The big man leaning over him was willing him to offer violence, to defend himself from this insult. Jarrett contemplated his chances were he to accept the challenge. A handful of rough-looking men had moved into the front rank of the crowd. ‘What has the soldier and gentleman to say for himself?' drawled the magistrate.

Jarrett deliberately took a large white handkerchief from his pocket with an elegant flourish and held it to his nose. ‘I beg pardon, sir,' he said, stepping back a pace. ‘I have a delicate nose – a deuced nuisance but a family trait. Forgive me.'

The Justice snatched his arm with an oath. Jarrett's blueslate eyes held the hot gaze unflinchingly. One edge of the lawyer's sculpted mouth curled and he released his hold as if acknowledging the parry.

‘What reason have any of us to trust your word?' he asked. ‘You who come among us without servants, without a single person who knows your face?' Raistrick resumed his magisterial manner. ‘Constable! Detain this man until some person can be found to vouch for his identity.' He slid the agent a sly look. ‘Unless, of course, you have someone who can testify to your whereabouts this last night? No?' He glanced at the sketch of the black-haired girl in his hand. ‘It seems we must search this billet of yours, Mr Jarrett. You will understand, as one of His Majesty's Justices, I must be rigorous in my investigations.'

‘I am the Duke's representative and a gentleman,' stated Jarrett. ‘If you insist on violating my person and my property in this way I cannot prevent you, but I will not give my consent.' He moved to bar the door.

The magistrate gave a small regretful sigh. ‘Constable, take this man into custody.'

The parish constable hung back. The expression on his honest face was almost ludicrous. He called to mind a hardworking sheep dog suddenly ordered to rip the throats of his flock. He looked back and forth between the agent and the magistrate, clutching his long staff to his chest with both hands. Behind him the crowd growled.

‘Constable!' The magistrate was impatient.

Constable Thaddaeus took an uncertain step towards the agent. ‘If you please, sir, if you'd be so kind…' He trailed off, throwing a desperate glance at Jasper Bedlington. The innkeeper stood red-faced and open-mouthed at the turn of events.

‘Justice Raistrick, your honour…' Jasper Bedlington began.

The magistrate ignored him. ‘You, you and you,' he barked, pointing out Nat Broom and two others, ‘assist me in searching this place. And you,' he cast his order contemptuously at the constable, ‘see he doesn't wander off.'

Jarrett allowed himself to be shouldered aside. It would not help His Grace's interests in the district if his agent were to receive a public drubbing or worse while a magistrate looked on. A portion of the crowd swept into the folly behind Nat Broom. The magistrate made no attempt to stop them. Jarrett stood just inside the door watching two women as they openly rifled his knapsack and fell to disputing the contents.

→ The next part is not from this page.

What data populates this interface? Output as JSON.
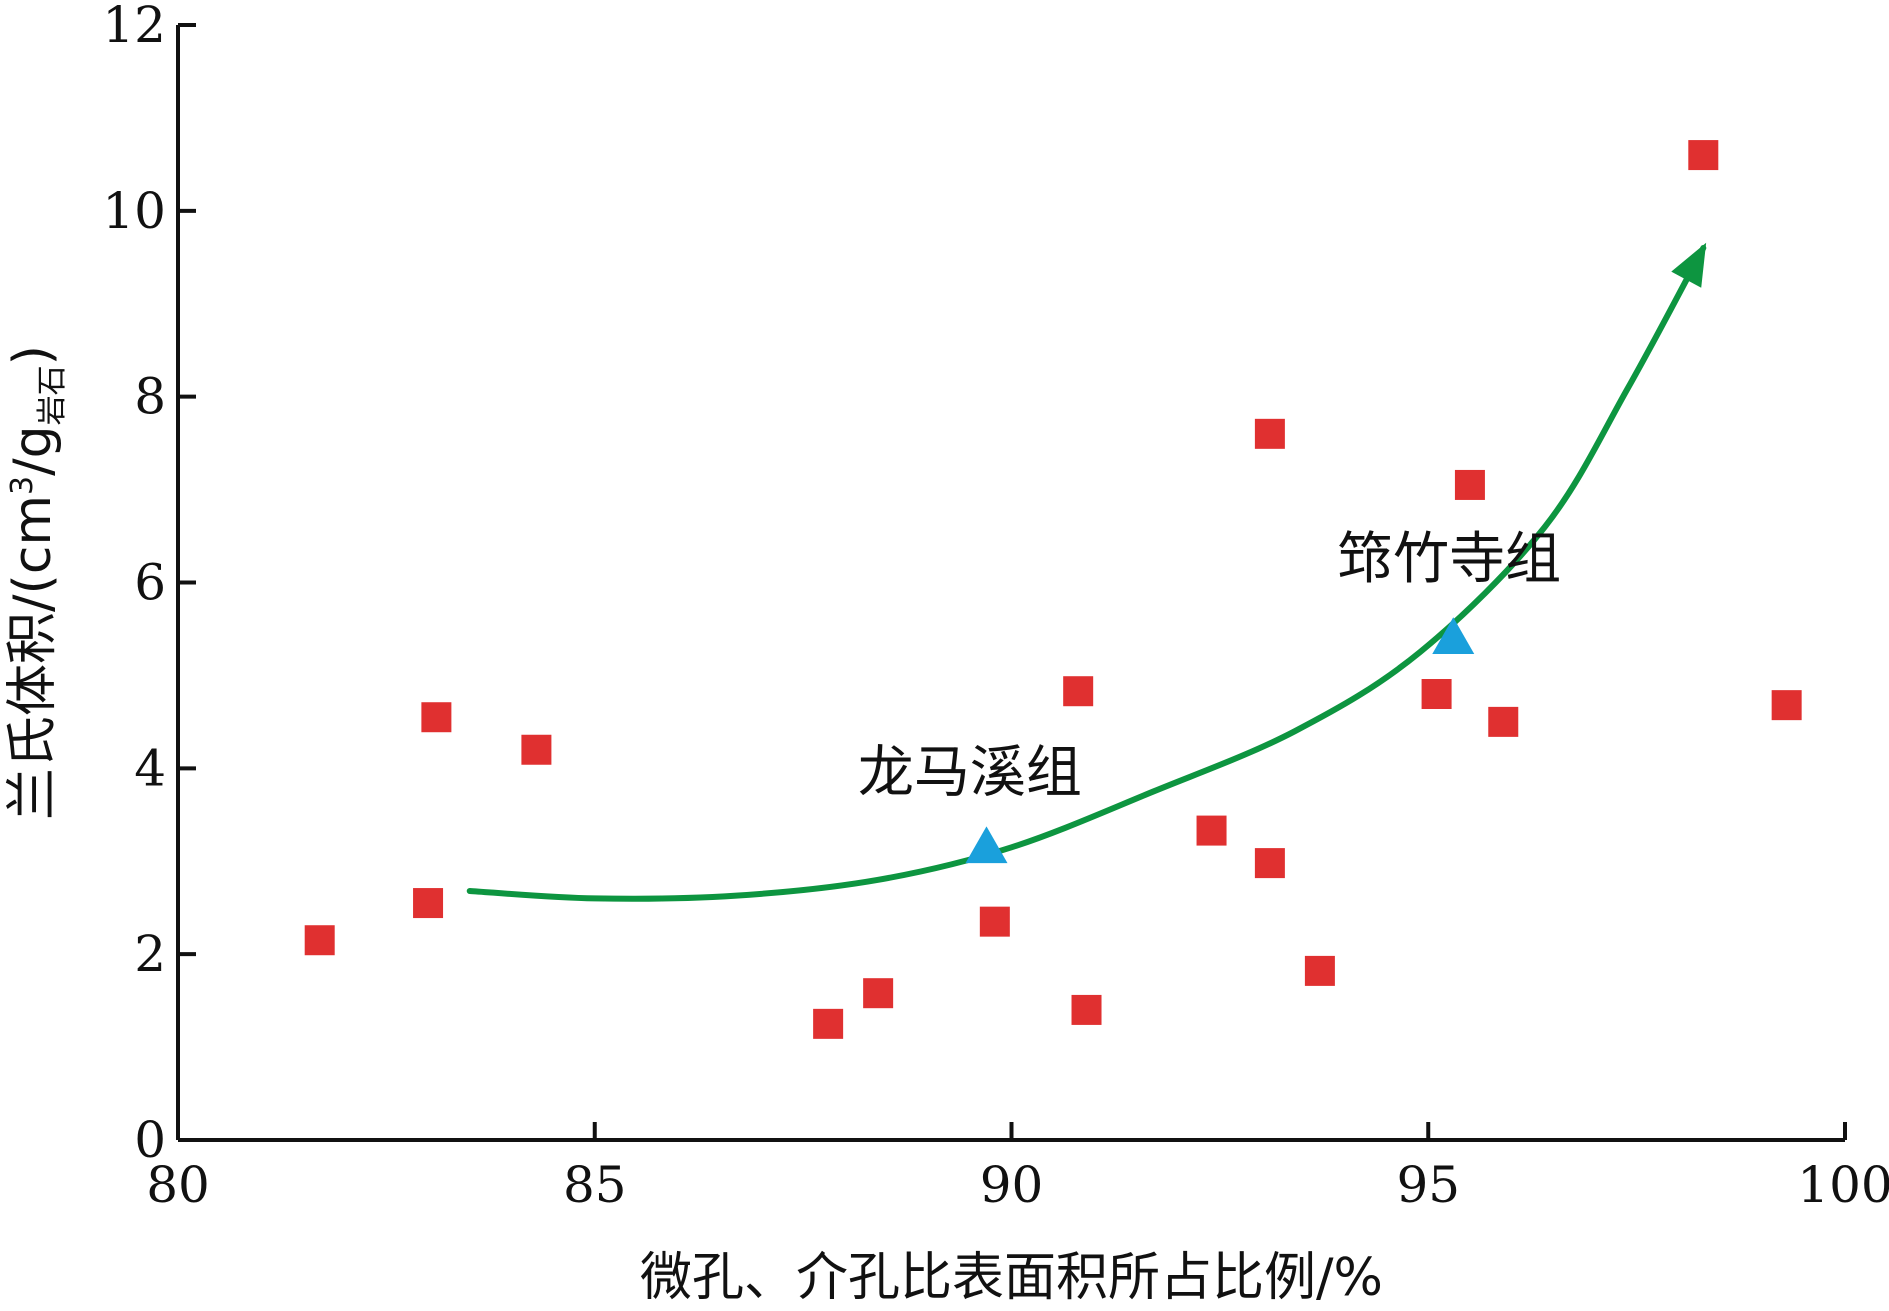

Nat Broom hurried up to the magistrate carrying an armful of damp clothes and a pair of long thigh boots, heavy with mud. ‘These stood by the fire, Mr Justice; see, the mud's still wet.'

The lawyer picked a coat from the top of the pile.

‘Been down by the river in the rain, Mr Jarrett?' He leant back his head to survey his prey. ‘I am afraid that you must be searched, Mr Jarrett.' The lawyer flicked a finger and Nat Broom and another bully sprang forward to pin the agent's arms. With an effort Jarrett managed to stay upright. Rough hands felt his coat, found an inner pocket and drew out a leather-bound notebook wrapped around with a thin strap.

‘Your notebook, Mr Jarrett?'

‘I suppose it is hardly worth mentioning that that is my private property?' enquired the prisoner.